Examine CondensersThe third most common reason for an air conditioner refusing to blow cold air is because of a dirty condenser unit. The condenser unit is the outdoor portion of your air conditioning system. The condenser coils tend to build up dirty and grime, preventing the air conditioner from cooling properly. These coils require annual cleaning to ensure peak performance. If you’re unclear on how to properly clean these coils, rely on a professional. Cleaning prevents further wear and tear. Furthermore, weeds and bushes that are too close to the outside unit can suffocate and smother the condenser. The bushes will block airflow, keeping the air conditioning system from working properly. We recommend that you cut back any bushes, trees, or gardens at least two feet around the outside unit on each side.
How to Clean a CondenserIf you feel confident, you can clean the condenser on your own. We must warn you, however, that it’s safer and easier to allow an experienced professional to handle the job. If something goes wrong, you’ll have to deal with the cost of repairs in full, plus any damage you incurred. If you want to clean the condenser on your own, follow these steps:
- Shut down power to the unit. Attached to the condenser, you’ll notice a metal box with a disconnect switch. Turn off the 240 volts that power the condenser.

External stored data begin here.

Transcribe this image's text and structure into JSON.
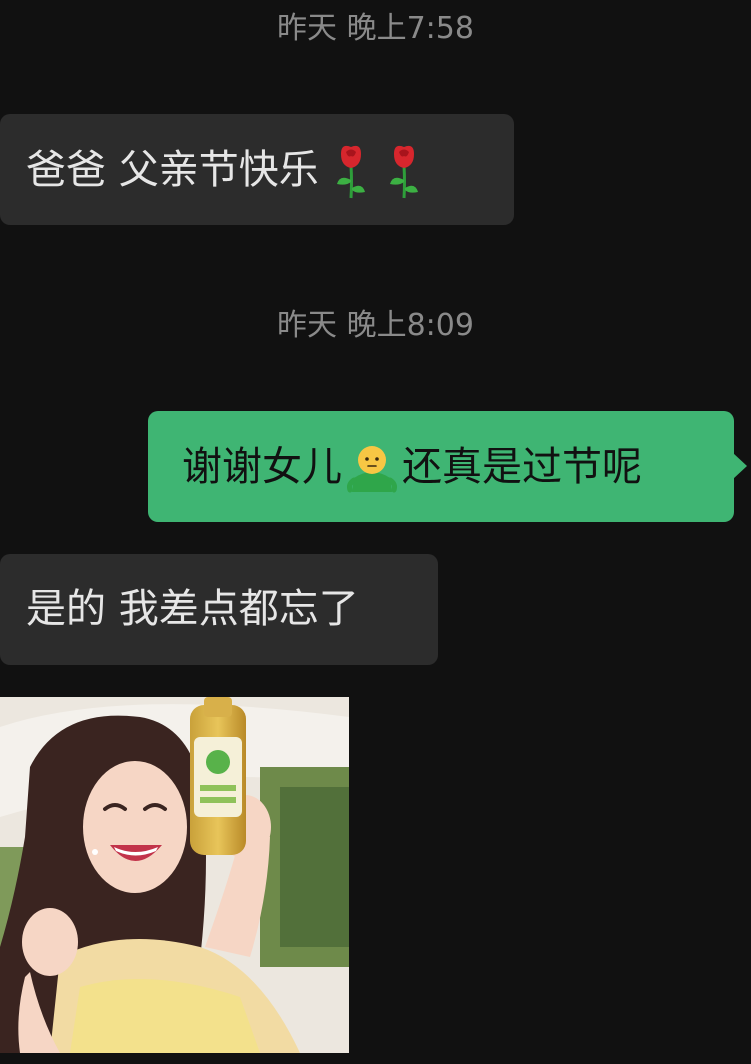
{
  "chat": {
    "timestamps": [
      "昨天 晚上7:58",
      "昨天 晚上8:09"
    ],
    "messages": [
      {
        "direction": "incoming",
        "text_before": "爸爸 父亲节快乐",
        "emojis": [
          "rose-emoji",
          "rose-emoji"
        ]
      },
      {
        "direction": "outgoing",
        "text_before": "谢谢女儿",
        "emoji": "standing-person-emoji",
        "text_after": "还真是过节呢"
      },
      {
        "direction": "incoming",
        "text": "是的 我差点都忘了"
      },
      {
        "direction": "incoming",
        "type": "image",
        "image": "woman-smiling-holding-bottle-photo"
      }
    ]
  },
  "colors": {
    "background": "#111111",
    "incoming_bubble": "#2c2c2c",
    "outgoing_bubble": "#3fb573",
    "timestamp_text": "#8a8a8a"
  }
}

- Wait a few moments to ensure power is completely off. Then, unscrew and remove the top panel or grille. Be careful, as the fan is attached to the top panel.

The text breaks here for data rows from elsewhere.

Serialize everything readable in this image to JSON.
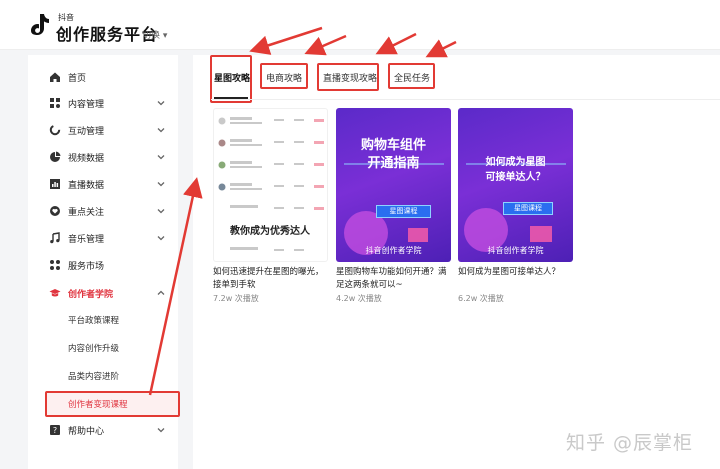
{
  "header": {
    "brand_small": "抖音",
    "brand_title": "创作服务平台",
    "switch_label": "切换"
  },
  "sidebar": {
    "items": [
      {
        "label": "首页",
        "icon": "home-icon"
      },
      {
        "label": "内容管理",
        "icon": "grid-icon"
      },
      {
        "label": "互动管理",
        "icon": "interaction-icon"
      },
      {
        "label": "视频数据",
        "icon": "pie-chart-icon"
      },
      {
        "label": "直播数据",
        "icon": "bar-chart-icon"
      },
      {
        "label": "重点关注",
        "icon": "heart-icon"
      },
      {
        "label": "音乐管理",
        "icon": "music-note-icon"
      },
      {
        "label": "服务市场",
        "icon": "apps-icon"
      },
      {
        "label": "创作者学院",
        "icon": "graduation-cap-icon"
      },
      {
        "label": "帮助中心",
        "icon": "help-icon"
      }
    ],
    "sub_items": [
      "平台政策课程",
      "内容创作升级",
      "品类内容进阶",
      "创作者变现课程"
    ]
  },
  "tabs": [
    "星图攻略",
    "电商攻略",
    "直播变现攻略",
    "全民任务"
  ],
  "cards": [
    {
      "title": "如何迅速提升在星图的曝光，接单到手软",
      "views": "7.2w 次播放",
      "overlay": "教你成为优秀达人"
    },
    {
      "title": "星图购物车功能如何开通？满足这两条就可以~",
      "views": "4.2w 次播放",
      "headline1": "购物车组件",
      "headline2": "开通指南",
      "badge": "星图课程",
      "footer": "抖音创作者学院"
    },
    {
      "title": "如何成为星图可接单达人？",
      "views": "6.2w 次播放",
      "headline1": "如何成为星图",
      "headline2": "可接单达人？",
      "badge": "星图课程",
      "footer": "抖音创作者学院"
    }
  ],
  "watermark": "知乎 @辰掌柜",
  "colors": {
    "accent_red": "#e23a34",
    "active_red": "#e0343f",
    "purple": "#6a2bd0"
  }
}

- Using a soft brush, clean the fins and coils, removing any accumulated debris or dust. Remove loose debris from the bottom portion of the unit, taking care not to bend any of the fins.
- Cover the wiring using a plastic bag. Once you’ve done this, vacuum away any remaining dirt or dust from the system.
- If you notice a bent fan, you’ll need it repaired or replaced promptly. Call a professional for this task.
- Finally, power the thermostat off, then reconnect power to the entire unit. After a few minutes, check to see if the two pipes connecting the outdoor unit and indoor unit are cold and warm, respectively.
Replace Broken Parts
Whether through heavy use or manufacturer’s errors, internal parts may become worn down or may break altogether. These parts, of course, must be replaced; otherwise, the entire system will cease to function. The parts in an air conditioning system that most commonly break are the fan and fan motor. In a properly working system, the fan will draw air from the evaporator coils, then recirculate it back into each room in the house. If the circulating fan does not work or is running too slowly, you’ll experience little to no air whatsoever. The evaporator coils will then become too cold or frost over, restricting airflow even further. The fan and the motor are both located inside the cabinet, which should be inspected by a technician annually. Be sure the fan motor turns on easily, and all the blades are intact. If the engine seizes or any fan blade is damaged, you’ll need to replace the broken part. Testing the system is a complicated endeavor, however. It’s best if you leave the task to a qualified professional.